I'm fascinated by the entire process. She tells me that it's actually quite technical. "You have to be very specific about where you place the porridge, because as you can see, where you place the porridge, that's where we have to put the mask and the scarring on, and it's been going on since season one. Obviously season two it was a lot more intense, but then we've tried to decrease it over the years to show that I've healed a bit."

How do they ensure that the scar is always placed in the same spot? By keeping a record of pictures and video, I'm told.

Now that I'm all caught up on the intricacies of special effects, we chat about Vicky and how she has developed throughout the seasons. 

"From the beginning, Vicky was always kind of seen as the comic-relief character; she was always like the sidekick and almost like a fly on the wall – she would listen to what others would say and cause drama within the series.

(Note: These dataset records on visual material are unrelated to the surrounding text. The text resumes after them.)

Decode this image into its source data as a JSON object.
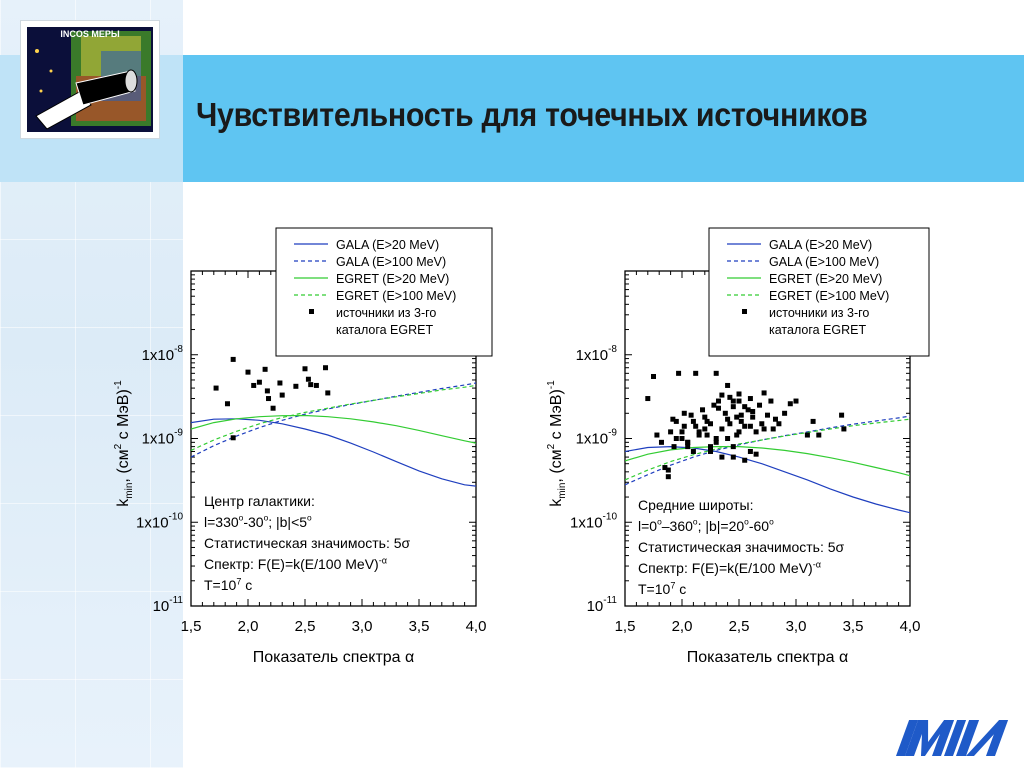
{
  "logo": {
    "text": "INCOS МЕРЫ"
  },
  "title": "Чувствительность для точечных источников",
  "legend": {
    "entries": [
      {
        "label": "GALA (E>20 MeV)",
        "color": "#1f3fbf",
        "dash": false
      },
      {
        "label": "GALA (E>100 MeV)",
        "color": "#1f3fbf",
        "dash": true
      },
      {
        "label": "EGRET (E>20 MeV)",
        "color": "#33cc33",
        "dash": false
      },
      {
        "label": "EGRET (E>100 MeV)",
        "color": "#33cc33",
        "dash": true
      },
      {
        "label": "источники из 3-го",
        "color": "#000000",
        "marker": true
      },
      {
        "label": "каталога EGRET",
        "color": "#000000",
        "marker": false
      }
    ]
  },
  "chart_data": [
    {
      "type": "line",
      "xlabel": "Показатель спектра α",
      "ylabel_main": "k",
      "ylabel_sub": "min",
      "ylabel_rest": ", (см",
      "ylabel_sup": "2",
      "ylabel_end": " с МэВ)",
      "ylabel_sup2": "-1",
      "xlim": [
        1.5,
        4.0
      ],
      "ylim": [
        1e-11,
        1e-07
      ],
      "yscale": "log",
      "xticks": [
        "1,5",
        "2,0",
        "2,5",
        "3,0",
        "3,5",
        "4,0"
      ],
      "ytick_labels": [
        {
          "base": "10",
          "exp": "-11",
          "value": 1e-11
        },
        {
          "base": "1x10",
          "exp": "-10",
          "value": 1e-10
        },
        {
          "base": "1x10",
          "exp": "-9",
          "value": 1e-09
        },
        {
          "base": "1x10",
          "exp": "-8",
          "value": 1e-08
        }
      ],
      "annotation": [
        "Центр галактики:",
        "l=330°-30°; |b|<5°",
        "Статистическая значимость: 5σ",
        "Спектр: F(E)=k(E/100 MeV)^-α",
        "T=10^7 с"
      ],
      "series": [
        {
          "name": "GALA (E>20 MeV)",
          "x": [
            1.5,
            1.7,
            1.9,
            2.1,
            2.3,
            2.5,
            2.7,
            2.9,
            3.1,
            3.3,
            3.5,
            3.7,
            3.9,
            4.0
          ],
          "y": [
            1.55e-09,
            1.7e-09,
            1.72e-09,
            1.65e-09,
            1.5e-09,
            1.3e-09,
            1.1e-09,
            8.8e-10,
            6.9e-10,
            5.3e-10,
            4.1e-10,
            3.3e-10,
            2.8e-10,
            2.7e-10
          ]
        },
        {
          "name": "GALA (E>100 MeV)",
          "x": [
            1.5,
            1.7,
            1.9,
            2.1,
            2.3,
            2.5,
            2.7,
            2.9,
            3.1,
            3.3,
            3.5,
            3.7,
            3.9,
            4.0
          ],
          "y": [
            6e-10,
            8.2e-10,
            1.07e-09,
            1.35e-09,
            1.65e-09,
            1.95e-09,
            2.25e-09,
            2.55e-09,
            2.85e-09,
            3.2e-09,
            3.55e-09,
            3.95e-09,
            4.35e-09,
            4.6e-09
          ]
        },
        {
          "name": "EGRET (E>20 MeV)",
          "x": [
            1.5,
            1.7,
            1.9,
            2.1,
            2.3,
            2.5,
            2.7,
            2.9,
            3.1,
            3.3,
            3.5,
            3.7,
            3.9,
            4.0
          ],
          "y": [
            1.3e-09,
            1.55e-09,
            1.72e-09,
            1.82e-09,
            1.87e-09,
            1.88e-09,
            1.82e-09,
            1.72e-09,
            1.58e-09,
            1.42e-09,
            1.25e-09,
            1.08e-09,
            9.4e-10,
            8.8e-10
          ]
        },
        {
          "name": "EGRET (E>100 MeV)",
          "x": [
            1.5,
            1.7,
            1.9,
            2.1,
            2.3,
            2.5,
            2.7,
            2.9,
            3.1,
            3.3,
            3.5,
            3.7,
            3.9,
            4.0
          ],
          "y": [
            7.2e-10,
            9.6e-10,
            1.22e-09,
            1.5e-09,
            1.78e-09,
            2.05e-09,
            2.3e-09,
            2.58e-09,
            2.85e-09,
            3.15e-09,
            3.45e-09,
            3.8e-09,
            4.1e-09,
            4.3e-09
          ]
        }
      ],
      "points": {
        "name": "источники из 3-го каталога EGRET",
        "x": [
          1.87,
          1.72,
          1.82,
          1.87,
          2.0,
          2.05,
          2.1,
          2.15,
          2.17,
          2.22,
          2.28,
          2.3,
          2.42,
          2.5,
          2.53,
          2.55,
          2.6,
          2.68,
          2.7,
          2.18
        ],
        "y": [
          8.8e-09,
          4e-09,
          2.6e-09,
          1.02e-09,
          6.2e-09,
          4.3e-09,
          4.7e-09,
          6.7e-09,
          3.7e-09,
          2.3e-09,
          4.6e-09,
          3.3e-09,
          4.2e-09,
          6.8e-09,
          5.1e-09,
          4.4e-09,
          4.3e-09,
          7e-09,
          3.5e-09,
          3e-09
        ]
      }
    },
    {
      "type": "line",
      "xlabel": "Показатель спектра α",
      "ylabel_main": "k",
      "ylabel_sub": "min",
      "ylabel_rest": ", (см",
      "ylabel_sup": "2",
      "ylabel_end": " с МэВ)",
      "ylabel_sup2": "-1",
      "xlim": [
        1.5,
        4.0
      ],
      "ylim": [
        1e-11,
        1e-07
      ],
      "yscale": "log",
      "xticks": [
        "1,5",
        "2,0",
        "2,5",
        "3,0",
        "3,5",
        "4,0"
      ],
      "ytick_labels": [
        {
          "base": "10",
          "exp": "-11",
          "value": 1e-11
        },
        {
          "base": "1x10",
          "exp": "-10",
          "value": 1e-10
        },
        {
          "base": "1x10",
          "exp": "-9",
          "value": 1e-09
        },
        {
          "base": "1x10",
          "exp": "-8",
          "value": 1e-08
        }
      ],
      "annotation": [
        "Средние широты:",
        "l=0°–360°; |b|=20°-60°",
        "Статистическая значимость: 5σ",
        "Спектр: F(E)=k(E/100 MeV)^-α",
        "T=10^7 с"
      ],
      "series": [
        {
          "name": "GALA (E>20 MeV)",
          "x": [
            1.5,
            1.7,
            1.9,
            2.1,
            2.3,
            2.5,
            2.7,
            2.9,
            3.1,
            3.3,
            3.5,
            3.7,
            3.9,
            4.0
          ],
          "y": [
            7e-10,
            7.8e-10,
            8e-10,
            7.7e-10,
            7e-10,
            6e-10,
            5e-10,
            4e-10,
            3.2e-10,
            2.5e-10,
            2e-10,
            1.65e-10,
            1.4e-10,
            1.3e-10
          ]
        },
        {
          "name": "GALA (E>100 MeV)",
          "x": [
            1.5,
            1.7,
            1.9,
            2.1,
            2.3,
            2.5,
            2.7,
            2.9,
            3.1,
            3.3,
            3.5,
            3.7,
            3.9,
            4.0
          ],
          "y": [
            2.8e-10,
            3.7e-10,
            4.8e-10,
            6e-10,
            7.2e-10,
            8.4e-10,
            9.6e-10,
            1.08e-09,
            1.2e-09,
            1.34e-09,
            1.48e-09,
            1.62e-09,
            1.76e-09,
            1.85e-09
          ]
        },
        {
          "name": "EGRET (E>20 MeV)",
          "x": [
            1.5,
            1.7,
            1.9,
            2.1,
            2.3,
            2.5,
            2.7,
            2.9,
            3.1,
            3.3,
            3.5,
            3.7,
            3.9,
            4.0
          ],
          "y": [
            5.4e-10,
            6.5e-10,
            7.3e-10,
            7.8e-10,
            8e-10,
            8e-10,
            7.7e-10,
            7.2e-10,
            6.6e-10,
            5.9e-10,
            5.2e-10,
            4.5e-10,
            3.9e-10,
            3.6e-10
          ]
        },
        {
          "name": "EGRET (E>100 MeV)",
          "x": [
            1.5,
            1.7,
            1.9,
            2.1,
            2.3,
            2.5,
            2.7,
            2.9,
            3.1,
            3.3,
            3.5,
            3.7,
            3.9,
            4.0
          ],
          "y": [
            3.2e-10,
            4.2e-10,
            5.3e-10,
            6.4e-10,
            7.5e-10,
            8.6e-10,
            9.6e-10,
            1.07e-09,
            1.18e-09,
            1.3e-09,
            1.42e-09,
            1.53e-09,
            1.64e-09,
            1.7e-09
          ]
        }
      ],
      "points": {
        "name": "источники из 3-го каталога EGRET",
        "x": [
          1.7,
          1.78,
          1.82,
          1.85,
          1.88,
          1.9,
          1.93,
          1.95,
          1.97,
          2.0,
          2.02,
          2.05,
          2.08,
          2.1,
          2.12,
          2.15,
          2.18,
          2.2,
          2.22,
          2.25,
          2.28,
          2.3,
          2.32,
          2.35,
          2.38,
          2.4,
          2.42,
          2.45,
          2.48,
          2.5,
          2.52,
          2.55,
          2.58,
          2.6,
          2.62,
          2.65,
          2.68,
          2.7,
          2.72,
          2.75,
          2.78,
          2.8,
          2.85,
          2.9,
          2.95,
          3.0,
          3.1,
          3.15,
          3.2,
          3.4,
          3.42,
          1.88,
          1.95,
          2.0,
          2.05,
          2.1,
          2.15,
          2.2,
          2.25,
          2.3,
          2.35,
          2.4,
          2.45,
          2.5,
          2.55,
          2.6,
          2.65,
          1.92,
          2.02,
          2.12,
          2.22,
          2.32,
          2.42,
          2.52,
          2.62,
          2.72,
          2.82,
          2.4,
          2.45,
          2.5,
          2.35,
          2.55,
          2.3,
          2.48,
          2.6,
          1.75,
          2.05,
          2.25,
          2.45
        ],
        "y": [
          3e-09,
          1.1e-09,
          9e-10,
          4.5e-10,
          3.5e-10,
          1.2e-09,
          8e-10,
          1.6e-09,
          6e-09,
          1e-09,
          1.4e-09,
          8e-10,
          1.9e-09,
          1.6e-09,
          6e-09,
          1.2e-09,
          2.2e-09,
          1.8e-09,
          1.1e-09,
          1.5e-09,
          2.5e-09,
          1e-09,
          2.8e-09,
          1.3e-09,
          2e-09,
          1.7e-09,
          3.1e-09,
          2.4e-09,
          1.1e-09,
          2.8e-09,
          1.6e-09,
          1.4e-09,
          2.2e-09,
          3e-09,
          1.8e-09,
          1.2e-09,
          2.5e-09,
          1.5e-09,
          3.5e-09,
          1.9e-09,
          2.8e-09,
          1.3e-09,
          1.5e-09,
          2e-09,
          2.6e-09,
          2.8e-09,
          1.1e-09,
          1.6e-09,
          1.1e-09,
          1.9e-09,
          1.3e-09,
          4.2e-10,
          1e-09,
          1.2e-09,
          9e-10,
          7e-10,
          1.1e-09,
          1.3e-09,
          8e-10,
          9e-10,
          6e-10,
          1e-09,
          8e-10,
          1.2e-09,
          5.5e-10,
          7e-10,
          6.5e-10,
          1.7e-09,
          2e-09,
          1.4e-09,
          1.6e-09,
          2.3e-09,
          1.5e-09,
          1.9e-09,
          2.1e-09,
          1.3e-09,
          1.7e-09,
          4.3e-09,
          2.8e-09,
          3.4e-09,
          3.3e-09,
          2.4e-09,
          6e-09,
          1.8e-09,
          1.4e-09,
          5.5e-09,
          9e-10,
          7e-10,
          6e-10
        ]
      }
    }
  ]
}
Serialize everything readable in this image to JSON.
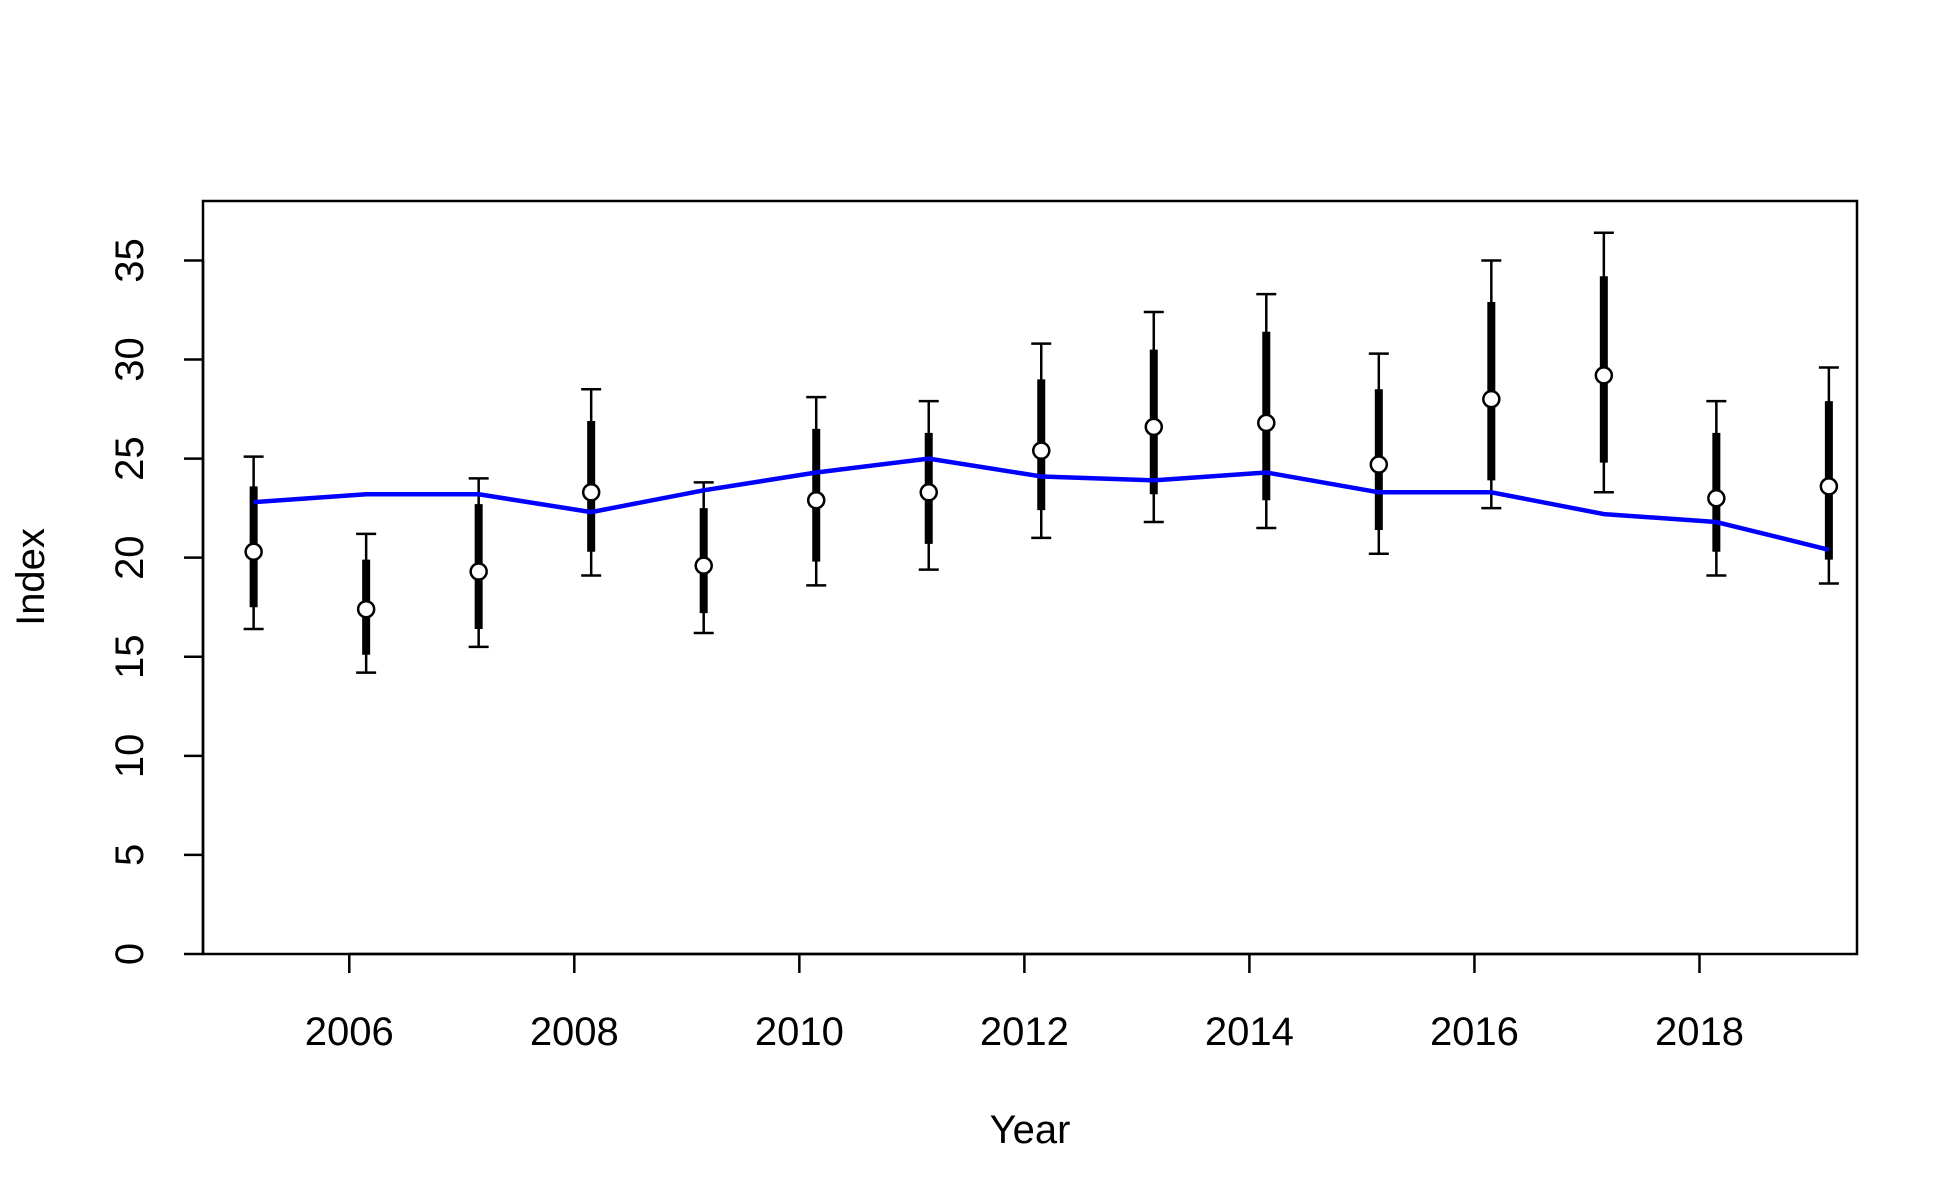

But now she has developed so much, and she has this newly formed relationship with Monde."

Season five will give viewers an in-depth look into Vicky's life. "She is out for revenge this time around, so there's a lot more to her, and we also touch a bit on her history," Lauren adds. 

Just like Zola, Lauren too attributes the success of the show to the stellar cast. But she also believes it's the extras, some of whom are former inmates, who help take the show to the next level. "I think that's why Lockdown has been such a success, it's because these are real issues that actually happen," she says, adding: "Not only that, we also touch in universal issues. We also deal with things that people who are sitting at home can relate to."

Season five of Lockdown premieres on 30 January on Showmax, with two new episodes airing each Thursday. 

Before I leave Lauren, I'm curious to know which other character on the show she would play, if she had the chance. 

"I think I'd like to play Tyson," she says as I cheer her on in agreement. That's the role I want to play too, and I'm not even an actor. "She's just so gangster, and so strong and powerful it's quite nice. I would love to play a character like that. Also, what I like about Tyson is, even though she is strong, she has these vulnerable moments, and Lorcia plays them incredibly well."